Quien tiene monumento junto a La Moneda es Salvador Allende, que casi arruinó al país, atropellando las leyes y los derechos humanos. Hasta permitió torturas que salían en el diario sin que él las desmintiera. Pero tiene memoriales y un "relato" que se impone en los medios de comunicación... y su monumento junto al palacio.
En cambio el presidente de derecha que reconstruyó el país "desde las cenizas", según el historiador James Whelan, y lo puso a la cabeza de América Latina, no tiene memorial ni monumento financiado con recursos fiscales. Y sus herederos políticos, dicen, tampoco tienen relato. En realidad, hasta les cuesta confesar que son de derecha.
La izquierda saliente quería que la derecha entrante gastara 46 millones de dólares fiscales para expropiar una hacienda privada, Villa Baviera, y allí hacer un memorial de propaganda izquierdista. Es que nunca han sido tímidos. En realidad son todo lo contrario: tanto que se han "metamorfoseado": de agresores a "agredidos", de victimarios de tantos caídos en sus atentados, han devenido "víctimas"; y de totalitarios de ayer se erigen hoy en "demócratas republicanos".

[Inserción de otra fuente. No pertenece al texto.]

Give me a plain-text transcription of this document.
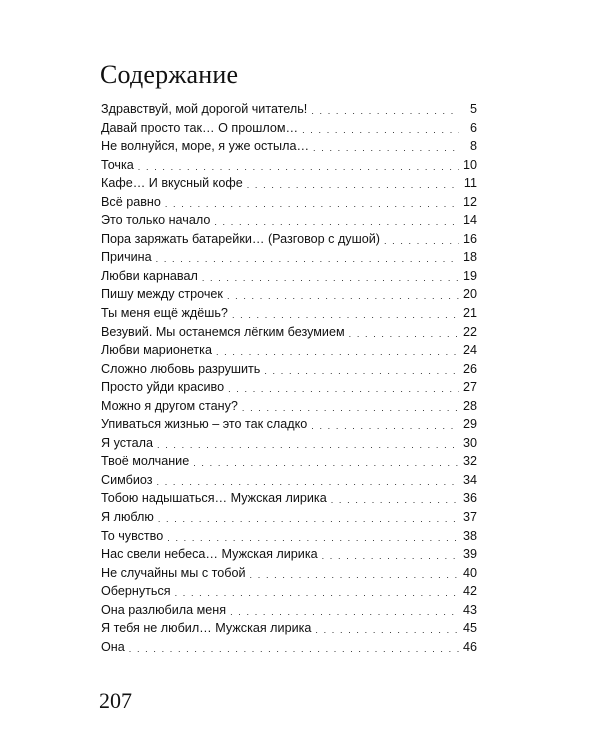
Содержание
Здравствуй, мой дорогой читатель! . . .	5
Давай просто так… О прошлом… . . .	6
Не волнуйся, море, я уже остыла… . . .	8
Точка . . .	10
Кафе… И вкусный кофе . . .	11
Всё равно . . .	12
Это только начало . . .	14
Пора заряжать батарейки… (Разговор с душой) . . .	16
Причина . . .	18
Любви карнавал . . .	19
Пишу между строчек . . .	20
Ты меня ещё ждёшь? . . .	21
Везувий. Мы останемся лёгким безумием . . .	22
Любви марионетка . . .	24
Сложно любовь разрушить . . .	26
Просто уйди красиво . . .	27
Можно я другом стану? . . .	28
Упиваться жизнью – это так сладко . . .	29
Я устала . . .	30
Твоё молчание . . .	32
Симбиоз . . .	34
Тобою надышаться… Мужская лирика . . .	36
Я люблю . . .	37
То чувство . . .	38
Нас свели небеса… Мужская лирика . . .	39
Не случайны мы с тобой . . .	40
Обернуться . . .	42
Она разлюбила меня . . .	43
Я тебя не любил… Мужская лирика . . .	45
Она . . .	46
207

Ahora, derrotados, querían perpetrar este otro abuso a expensas de la ingenuidad del gobierno entrante y financiar más propaganda suya con fondos públicos, tal como lo intentaron con la compra de la "casa de Allende", fracasada por inconstitucionalidad. Y están furiosos porque el ministro de la Vivienda, Iván Poduje, prefirió usar los fondos presupuestarios equivalentes a 46 millones de dólares que la izquierda necesitaba para su memorial, en construir viviendas de emergencia para los damnificados de los grandes incendios recientes.
Por otra parte, si la derecha abusara del Estado como lo hace la izquierda, podría haber levantado numerosos memoriales para víctimas del terrorismo, como uno en Mapocho para honrar al teniente Carevic, muerto desactivando una bomba que podría haber matado gente. Otros en los lugares de atentados de izquierda que dieron muerte a mucha gente: a los escoltas del general Sinclair, al Intendente de Santiago, Carol Urzúa y sus acompañantes, al subdirector de Inteligencia Roger Vergara (recibió 50 disparos); al carabinero Heriberto Novoa, que custodiaba algo que repele a la izquierda, la Llama de la Libertad (pronto clausurada, por cierto, por Aylwin.) Y otro a la memoria de Simón Yévenes, poblador UDI asesinado por un FPMR que seguramente fue amnistiado o indultado por Aylwin, como mil más lo fueron.
Otro memorial merecería el heroico carabinero Fabriciano González Urzúa, muerto al tratar de salvar a un camarada herido. por balas de la guerrilla. Y otro el teniente Zegers Ried, asesinado por el FPMR cuando éste intentaba incendiar aviones del Ejército. Y otro más a los cinco escoltas del presidente Pinochet, caídos protegiendo a su jefe en 1986. O, en fin, uno gigante a las víctimas del mayor desastre ferroviario en la historia del país, con 58 muertos y cien heridos, originado en un atentado del MIR que cortó un puente cerca de Queronque, dejando el trayecto con una sola vía. Familiares de los fallecidos están luchando hace años por obtener ese memorial, pero obviamente la izquierda se opone. En particular el exmirista, exministro y exsenador Carlos Ominami, que periódicamente amenaza querellarse contra quien vincule su nombre a dicho atentado.
En realidad, si la derecha fuera como la izquierda para usar dineros fiscales, hasta podría tener un Museo de la Memoria para exhibir los horrores de la guerrilla.
Por otro lado, si la derecha no tiene memoriales ni relato, el contribuyente debería agradecérselo. Lo malo es que, en su mayoría, demoró casi 36 años en darse cuenta.